Whilst the statutory scheme provides some relief for prospective buyers, there remains a risk that buyers will still be liable for substantial sums. Payments are subject to weekly limits, and those covered by the fund include:
- Up to eight weeks’ wages
- Up to six weeks holiday pay
- Statutory notice pay if an employee has worked their notice period but hasn’t been paid
- Unpaid contributions to a workplace pension.
The weekly pay is also subject to the statutory cap of £538. Any sums in excess of the above limits or the statutory cap will be the buyer’s responsibility.
Flexibility over changes to employment terms
As above, the second change to the TUPE rules in an administration is that the seller, insolvency practitioner or buyer can agree to “permitted variations” to an employees’ contract of employment. The variation must aim to safeguard employment by ensuring survival of the business. For instance, this could be a variation in respect of pay or a reduction in their holiday entitlement.

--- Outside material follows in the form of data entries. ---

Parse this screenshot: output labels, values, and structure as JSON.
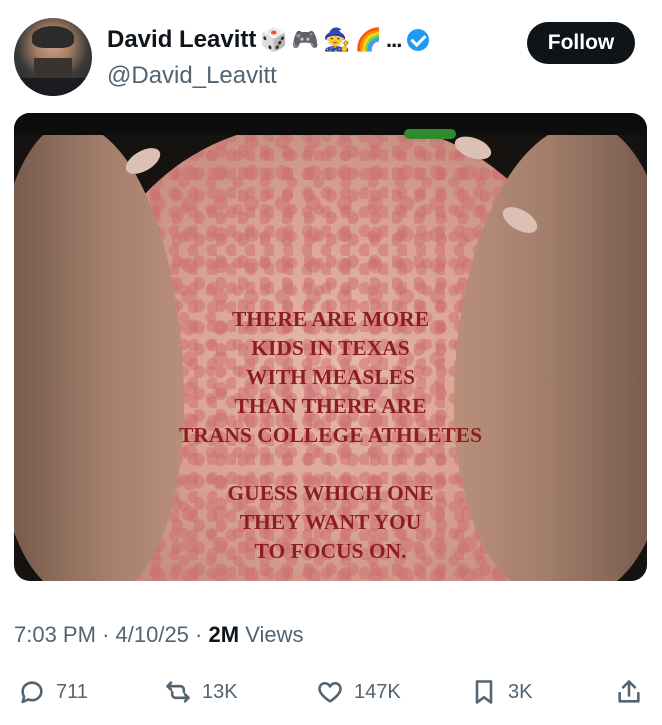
{
  "author": {
    "display_name": "David Leavitt",
    "badges": [
      "🎲",
      "🎮",
      "🧙",
      "🌈"
    ],
    "ellipsis": "...",
    "handle": "@David_Leavitt",
    "verified": true,
    "accent_color": "#1d9bf0"
  },
  "follow_button": {
    "label": "Follow"
  },
  "media": {
    "text_block_1": [
      "THERE ARE MORE",
      "KIDS IN TEXAS",
      "WITH MEASLES",
      "THAN THERE ARE",
      "TRANS COLLEGE ATHLETES"
    ],
    "text_block_2": [
      "GUESS WHICH ONE",
      "THEY WANT YOU",
      "TO FOCUS ON."
    ],
    "text_color": "#8e1d1f"
  },
  "meta": {
    "time": "7:03 PM",
    "sep1": "·",
    "date": "4/10/25",
    "sep2": "·",
    "views_count": "2M",
    "views_label": "Views"
  },
  "actions": {
    "replies": {
      "icon": "reply-icon",
      "count": "711"
    },
    "reposts": {
      "icon": "repost-icon",
      "count": "13K"
    },
    "likes": {
      "icon": "heart-icon",
      "count": "147K"
    },
    "bookmarks": {
      "icon": "bookmark-icon",
      "count": "3K"
    },
    "share": {
      "icon": "share-icon"
    }
  }
}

The buyer does not need the agreement of each individual employee, but must agree the variation with appropriate representatives (i.e. a trade union or employee representative).
Information and Consultation
Regardless of whether a company is in administration or liquidation, the normal rules on information and consultation under TUPE apply.
The seller is obliged to provide employee representatives with prescribed information on matters relating to the transfer and any proposed measures. It must then consult on any measures proposed in connection with the transfer. The buyer must also provide information to the seller about any proposed measures it intends to take after the transfer has taken place.
Any failure to comply with the rules on information and consultation can result in a penalty of up to 13 weeks’ pay per affected employee. Claims can be brought against the parties individually or on a joint basis; although, a buyer is jointly liable to pay any penalty, regardless of whether they were at fault.